何をしても一人で絶対に寝ない赤ちゃん
新生児の頃から、息子は1日中泣き続ける赤ちゃんでした。
夜の寝かしつけがうまくいく確率はゼロ。
抱っこして揺れている間はうつらうつらするのですが、置いた瞬間に必ず起きます。例外は一度もありませんでした。
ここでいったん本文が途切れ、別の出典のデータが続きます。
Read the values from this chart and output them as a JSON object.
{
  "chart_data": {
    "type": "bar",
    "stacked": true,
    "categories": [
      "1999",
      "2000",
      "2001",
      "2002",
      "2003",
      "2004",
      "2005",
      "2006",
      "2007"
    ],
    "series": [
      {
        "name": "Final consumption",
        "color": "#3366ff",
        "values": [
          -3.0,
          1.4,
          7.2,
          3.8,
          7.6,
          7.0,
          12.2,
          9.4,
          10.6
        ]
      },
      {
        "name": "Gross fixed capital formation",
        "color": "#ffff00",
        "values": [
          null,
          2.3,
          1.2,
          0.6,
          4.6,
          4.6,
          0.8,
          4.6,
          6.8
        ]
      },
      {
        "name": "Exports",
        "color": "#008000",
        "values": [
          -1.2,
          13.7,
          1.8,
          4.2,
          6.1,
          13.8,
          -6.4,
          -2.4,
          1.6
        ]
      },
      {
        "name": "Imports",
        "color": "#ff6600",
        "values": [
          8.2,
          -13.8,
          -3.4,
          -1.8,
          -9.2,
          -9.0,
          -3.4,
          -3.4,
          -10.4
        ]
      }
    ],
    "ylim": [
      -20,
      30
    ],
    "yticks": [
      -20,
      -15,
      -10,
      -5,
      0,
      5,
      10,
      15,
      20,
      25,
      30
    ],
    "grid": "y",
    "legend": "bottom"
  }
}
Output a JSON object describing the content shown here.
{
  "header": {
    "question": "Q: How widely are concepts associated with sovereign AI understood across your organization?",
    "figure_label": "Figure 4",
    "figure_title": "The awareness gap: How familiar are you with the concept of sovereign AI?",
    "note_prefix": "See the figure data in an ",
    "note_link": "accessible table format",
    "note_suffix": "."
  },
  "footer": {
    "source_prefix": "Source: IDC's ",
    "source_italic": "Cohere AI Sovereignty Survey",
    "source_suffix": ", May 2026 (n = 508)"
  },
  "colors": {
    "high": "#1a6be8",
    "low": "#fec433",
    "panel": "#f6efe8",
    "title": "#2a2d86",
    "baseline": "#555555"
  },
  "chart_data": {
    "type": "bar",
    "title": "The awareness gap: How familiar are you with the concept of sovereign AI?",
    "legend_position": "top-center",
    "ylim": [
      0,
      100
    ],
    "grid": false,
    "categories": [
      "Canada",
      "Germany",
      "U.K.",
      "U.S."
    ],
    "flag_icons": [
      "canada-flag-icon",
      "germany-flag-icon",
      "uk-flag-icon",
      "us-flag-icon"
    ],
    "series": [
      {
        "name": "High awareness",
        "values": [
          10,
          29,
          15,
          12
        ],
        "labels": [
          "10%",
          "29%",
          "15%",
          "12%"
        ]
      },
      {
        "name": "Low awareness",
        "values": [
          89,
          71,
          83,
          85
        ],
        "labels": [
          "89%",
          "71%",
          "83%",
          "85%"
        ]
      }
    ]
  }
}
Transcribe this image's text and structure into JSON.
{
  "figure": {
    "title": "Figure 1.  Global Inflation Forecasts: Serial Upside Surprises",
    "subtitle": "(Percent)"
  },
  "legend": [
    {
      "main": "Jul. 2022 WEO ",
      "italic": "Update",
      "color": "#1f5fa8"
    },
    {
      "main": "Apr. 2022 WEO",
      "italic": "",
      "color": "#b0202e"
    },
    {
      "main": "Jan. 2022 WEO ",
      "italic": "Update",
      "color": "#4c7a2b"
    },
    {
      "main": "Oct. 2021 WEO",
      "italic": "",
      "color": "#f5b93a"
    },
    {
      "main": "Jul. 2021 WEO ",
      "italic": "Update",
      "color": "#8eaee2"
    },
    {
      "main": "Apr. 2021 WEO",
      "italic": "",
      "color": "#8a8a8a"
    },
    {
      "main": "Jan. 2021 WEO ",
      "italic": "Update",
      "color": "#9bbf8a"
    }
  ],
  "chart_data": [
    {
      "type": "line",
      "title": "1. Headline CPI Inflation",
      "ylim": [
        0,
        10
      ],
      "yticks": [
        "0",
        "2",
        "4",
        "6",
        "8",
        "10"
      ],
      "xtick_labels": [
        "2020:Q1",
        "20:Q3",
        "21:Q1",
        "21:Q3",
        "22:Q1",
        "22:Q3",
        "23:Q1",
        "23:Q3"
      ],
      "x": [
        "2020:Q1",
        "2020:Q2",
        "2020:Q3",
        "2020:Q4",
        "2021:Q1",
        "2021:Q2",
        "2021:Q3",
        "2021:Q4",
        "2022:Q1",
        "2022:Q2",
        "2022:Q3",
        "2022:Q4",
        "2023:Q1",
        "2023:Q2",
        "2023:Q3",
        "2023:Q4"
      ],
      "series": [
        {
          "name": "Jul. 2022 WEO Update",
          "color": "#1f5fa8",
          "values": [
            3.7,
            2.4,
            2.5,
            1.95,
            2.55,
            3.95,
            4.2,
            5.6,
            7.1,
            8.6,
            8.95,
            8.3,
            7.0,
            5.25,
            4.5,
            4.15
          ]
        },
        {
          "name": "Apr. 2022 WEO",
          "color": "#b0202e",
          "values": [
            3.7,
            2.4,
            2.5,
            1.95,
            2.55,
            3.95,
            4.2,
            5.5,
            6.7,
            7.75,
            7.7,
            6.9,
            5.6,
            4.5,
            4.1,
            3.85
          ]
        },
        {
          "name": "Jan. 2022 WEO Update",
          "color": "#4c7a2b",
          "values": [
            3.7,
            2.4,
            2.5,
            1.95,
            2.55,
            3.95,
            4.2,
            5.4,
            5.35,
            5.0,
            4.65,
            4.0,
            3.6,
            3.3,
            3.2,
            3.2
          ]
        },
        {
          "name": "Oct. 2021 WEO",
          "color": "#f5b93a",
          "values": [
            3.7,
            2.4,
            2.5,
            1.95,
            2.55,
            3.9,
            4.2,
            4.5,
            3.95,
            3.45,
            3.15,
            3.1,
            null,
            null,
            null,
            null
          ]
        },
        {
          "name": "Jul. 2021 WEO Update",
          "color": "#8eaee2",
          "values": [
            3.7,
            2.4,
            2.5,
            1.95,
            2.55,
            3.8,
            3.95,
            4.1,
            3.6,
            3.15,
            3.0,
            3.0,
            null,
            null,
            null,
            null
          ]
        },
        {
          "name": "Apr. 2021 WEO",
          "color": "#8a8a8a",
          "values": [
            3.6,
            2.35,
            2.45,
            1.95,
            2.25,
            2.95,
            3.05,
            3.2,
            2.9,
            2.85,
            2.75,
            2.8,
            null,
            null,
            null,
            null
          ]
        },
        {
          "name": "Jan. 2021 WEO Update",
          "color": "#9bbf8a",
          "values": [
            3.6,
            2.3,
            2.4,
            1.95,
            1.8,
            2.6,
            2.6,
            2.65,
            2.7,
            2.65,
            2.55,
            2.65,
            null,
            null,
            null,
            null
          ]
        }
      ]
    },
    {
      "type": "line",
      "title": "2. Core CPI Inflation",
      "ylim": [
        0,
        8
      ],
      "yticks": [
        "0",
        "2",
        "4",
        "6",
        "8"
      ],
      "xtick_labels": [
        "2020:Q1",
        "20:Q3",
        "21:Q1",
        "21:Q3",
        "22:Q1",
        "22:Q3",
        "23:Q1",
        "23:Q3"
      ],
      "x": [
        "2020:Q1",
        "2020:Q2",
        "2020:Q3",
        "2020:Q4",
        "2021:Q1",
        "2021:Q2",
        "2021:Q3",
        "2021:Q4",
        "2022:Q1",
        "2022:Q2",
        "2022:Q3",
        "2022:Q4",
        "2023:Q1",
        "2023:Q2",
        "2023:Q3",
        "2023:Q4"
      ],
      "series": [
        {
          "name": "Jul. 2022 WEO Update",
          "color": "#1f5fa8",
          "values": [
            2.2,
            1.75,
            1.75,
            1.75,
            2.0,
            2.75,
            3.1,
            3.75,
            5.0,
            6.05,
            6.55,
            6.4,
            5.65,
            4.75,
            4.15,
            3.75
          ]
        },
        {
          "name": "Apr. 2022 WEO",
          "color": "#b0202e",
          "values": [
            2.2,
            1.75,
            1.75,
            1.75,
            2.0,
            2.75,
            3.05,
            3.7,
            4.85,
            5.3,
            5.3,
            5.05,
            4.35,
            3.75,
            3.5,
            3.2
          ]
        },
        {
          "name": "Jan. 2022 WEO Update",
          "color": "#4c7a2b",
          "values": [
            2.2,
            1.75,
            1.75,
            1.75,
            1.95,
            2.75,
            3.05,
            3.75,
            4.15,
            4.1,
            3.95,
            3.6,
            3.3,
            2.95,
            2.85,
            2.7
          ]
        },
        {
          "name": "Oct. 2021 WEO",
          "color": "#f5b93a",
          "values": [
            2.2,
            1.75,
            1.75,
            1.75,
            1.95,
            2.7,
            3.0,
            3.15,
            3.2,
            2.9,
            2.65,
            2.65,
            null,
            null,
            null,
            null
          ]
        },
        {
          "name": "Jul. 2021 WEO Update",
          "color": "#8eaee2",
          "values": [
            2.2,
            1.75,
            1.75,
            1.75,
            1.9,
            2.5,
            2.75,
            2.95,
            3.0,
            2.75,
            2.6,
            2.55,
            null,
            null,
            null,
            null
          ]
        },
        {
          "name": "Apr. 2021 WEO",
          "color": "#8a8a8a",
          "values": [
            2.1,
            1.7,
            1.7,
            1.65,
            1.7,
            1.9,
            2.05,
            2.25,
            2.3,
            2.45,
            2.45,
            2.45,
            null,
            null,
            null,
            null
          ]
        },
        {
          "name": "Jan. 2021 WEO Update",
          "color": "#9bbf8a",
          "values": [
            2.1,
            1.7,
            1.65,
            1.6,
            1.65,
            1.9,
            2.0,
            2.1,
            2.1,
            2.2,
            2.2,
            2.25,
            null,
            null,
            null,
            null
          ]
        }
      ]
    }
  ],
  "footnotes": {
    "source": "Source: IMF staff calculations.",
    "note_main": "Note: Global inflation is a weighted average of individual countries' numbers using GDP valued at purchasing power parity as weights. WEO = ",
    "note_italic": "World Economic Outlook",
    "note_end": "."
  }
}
昼間も同じで、泣いているか抱っこされているか、そのどちらかしかありません。
「泣き疲れたら寝るから、放っておけば大丈夫」というアドバイスは、
うちの子には全く通用しませんでした。
試しに放っておいたら、余裕で2時間泣き続けました。
2時間で抱っこしましたが、放っておいたら何時間になっていたかは未知数です…。
先輩ママのアドバイスやネットの情報も、もちろんすべて試しました。でもどれもダメでした。
歌を歌ってあげるといい、と言われても効果なし。
(そもそも泣き声があまりに大きくて、歌が届いていたのかも怪しいです)
ベランダに出て新しい空気を吸わせるといい、と言われても、
5分もいれば近所迷惑にしかなりません。
散歩に連れ出しても、ベビーカーの中で泣きっぱなし。
神社のお札も効果なし。
「寝なくて死んだ子はいません」と言われるも、突き放された感じが
小児科にも相談に行きました。
「本当に24時間寝ないんです」と伝えると、
「寝なくて死んだ子はいませんから、大丈夫ですよ」と言われました。
大丈夫じゃないんだって。大丈夫じゃないんですよ、親が。
「親が殺されそうです。すでに心はかなり限界です。
正常な精神状態でなくなったら、何かやらかしてしまうかもしれません。」
と伝えたのですが、「あはは」と笑われて診察は終わりました。
冗談でも自虐でもなく、本気でそう思っていたのに。
きっと普通の赤ちゃん以上に、不快なことだらけな新世界
きっとあの頃から、息子はいろいろなことを敏感に感じ取っていたのだと思います。
オムツを替えてほしい、お腹が空いた、といった一般的な赤ちゃんの不快感だけでなく、
大人には想像もつかない何かを感じていたのでしょう。
言葉を話せないから泣くしかない――頭ではわかっていても、
当時の私は本当に産後うつになりかけていました。
叫び声や怒鳴り声のような泣き声を、ずっと聞いていると頭痛がしてくるし、
睡眠不足は、じわじわと心を蝕んでいきます。
本人も「寝たくても寝れない何か」と戦っていたのでしょう
当時は正社員として働いていたので、生後10か月で職場復帰したときは、
「やっと昼間は解放される」という喜びしかありませんでした。
今、同じようにグレーゾーンの子どもを持つママたちと話すと、
ほぼ全員が「赤ちゃんの頃、本当に寝なかった」「泣き方が激しかった」と口を揃えます。
ことばで伝えられる年齢になっても、それだけでは不十分で、
ビックリする言動をするんです。
ことばが使えない赤ちゃん時代ならなおさら、泣くしかなかったのでしょう。
寝るのが仕事と言われる赤ちゃんでありながら、寝れないほどの何があったのか。
当時の写真を見ると、息子の笑顔の写真しかありません。
泣いている時は大変すぎてカメラを向ける気力もなく、
ほんのわずかな笑顔の瞬間に癒され、記録に残していました。
見返すと、まるで普通の赤ちゃんです。
当時、余裕を持てなかった分、今「かわいいね」と思いながら見返しています。